From DHS Symposium — The Three Basic Requirements for Voting System Security

In a recent posting, I noted that despite current voting systems’ basic flaws, it is still possible to do more to provide the public with details that can provide peace of mind that close contests’ results are not invalid due to technology related problems. Now I should explain what I meant by basic security flaws, especially since that was the topic of a panel I was part of recently, a group of security and/or election professionals on addressing a DHS meeting on security tech transfer.

We agreed on three basic security and integrity requirements that are not met by any existing product:

  1. Fixed-function: each machine should run only one fixed set of software that passed accredited testing and government certification.
  2. Replace not modify: that fixed software set should be able to be modified, and can updated only by being replaced with another certified system.
  3. Validation: all critical components of these systems are required to support election officials’ ability to validate a machine before each election, to ensure that it remains in exactly the same certified configuration as before.

These critical properties are absent today, because of a basic decision made by vendors years ago, to quickly bring new voting technology to market by basing it on ordinary turn of the century PC technology that was, and remains in today’s market, fundamentally unable to support fixed function systems inherently capable of validation. All voting systems today lack these basic properties, and without them, all other security requirements are largely irrelevant — and compliance with current certification requirements is impossible.

Crazy, eh? Then add to that:

  • the remarks of panelist and voting system security expert Matt Bishop of UC Davis on the many software-level security functional problems encountered in reviews of voting systems, problems found despite the official federal testing and certification process intended to find them; and
  • Virginia’s Election Commissioner Edgardo Cortez’s examples of system-level security issues found in their review of voting system that was subsequently banned for use in VA. A few minds were blown in the audience.

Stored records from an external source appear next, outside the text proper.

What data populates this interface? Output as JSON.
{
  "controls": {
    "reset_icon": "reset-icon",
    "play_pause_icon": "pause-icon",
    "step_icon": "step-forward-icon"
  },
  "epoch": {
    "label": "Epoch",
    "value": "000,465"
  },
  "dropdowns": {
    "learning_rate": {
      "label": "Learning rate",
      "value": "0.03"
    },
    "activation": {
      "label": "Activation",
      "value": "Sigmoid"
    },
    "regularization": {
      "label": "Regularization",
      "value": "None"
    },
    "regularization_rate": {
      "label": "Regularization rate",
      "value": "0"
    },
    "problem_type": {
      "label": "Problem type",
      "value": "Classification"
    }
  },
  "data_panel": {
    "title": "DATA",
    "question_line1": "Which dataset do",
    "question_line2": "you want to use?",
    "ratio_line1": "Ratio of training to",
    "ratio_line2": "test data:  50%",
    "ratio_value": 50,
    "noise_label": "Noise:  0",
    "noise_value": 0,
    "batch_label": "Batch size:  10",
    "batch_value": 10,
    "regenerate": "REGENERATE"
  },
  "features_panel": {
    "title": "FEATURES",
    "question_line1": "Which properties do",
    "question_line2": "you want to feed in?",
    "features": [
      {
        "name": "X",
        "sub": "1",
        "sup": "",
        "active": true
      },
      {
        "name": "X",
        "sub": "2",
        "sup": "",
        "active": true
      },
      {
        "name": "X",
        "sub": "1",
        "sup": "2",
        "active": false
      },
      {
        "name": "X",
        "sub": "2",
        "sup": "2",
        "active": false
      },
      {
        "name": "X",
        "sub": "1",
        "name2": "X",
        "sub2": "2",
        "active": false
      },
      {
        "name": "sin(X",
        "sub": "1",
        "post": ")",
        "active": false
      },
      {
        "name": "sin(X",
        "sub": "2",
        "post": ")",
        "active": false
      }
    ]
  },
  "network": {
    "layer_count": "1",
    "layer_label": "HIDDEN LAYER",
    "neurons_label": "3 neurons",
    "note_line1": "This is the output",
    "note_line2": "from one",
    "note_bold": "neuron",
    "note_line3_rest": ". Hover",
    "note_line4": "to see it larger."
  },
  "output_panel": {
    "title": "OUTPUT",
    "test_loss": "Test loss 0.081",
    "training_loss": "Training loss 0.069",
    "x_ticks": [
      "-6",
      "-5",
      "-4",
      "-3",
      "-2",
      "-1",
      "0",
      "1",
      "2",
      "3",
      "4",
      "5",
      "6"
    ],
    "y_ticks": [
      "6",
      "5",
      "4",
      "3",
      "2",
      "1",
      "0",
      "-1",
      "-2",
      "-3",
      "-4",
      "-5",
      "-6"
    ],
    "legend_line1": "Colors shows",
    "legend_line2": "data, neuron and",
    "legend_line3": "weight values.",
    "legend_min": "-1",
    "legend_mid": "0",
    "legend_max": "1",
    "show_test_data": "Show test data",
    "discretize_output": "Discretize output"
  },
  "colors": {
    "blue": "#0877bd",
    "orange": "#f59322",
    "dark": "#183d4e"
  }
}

The Consensus and One More Thing

The consensus at this DHS event, for both panel and audience, was that any future voting system that is worth having, should be validated by a future testing and certification process that among other goals, specifically required the architecture-level security requirements that I outlined, and focused on the types issues Cortez and Bishop described – and one more thing that’s important for completely different reasons.

That one more thing: future voting systems need to be designed from scratch for ease of use by election officials, so that they don’t have to take today’s extra-ordinary measures with so much human-level effort and human-error-prone work needed to operate these systems with reasonable security that can be demonstrated in the event of disputes.

So, leaving aside “known unknowns” about recent hacks or lack thereof, we have some really important “known knowns” – there is enormous potential for improvement in a wholesale replacement of voting tech that meets the 3 basic integrity requirements above, can be feasibly examined for the issues that our panelists discussed, and can be easily safely operated by ordinary election officials.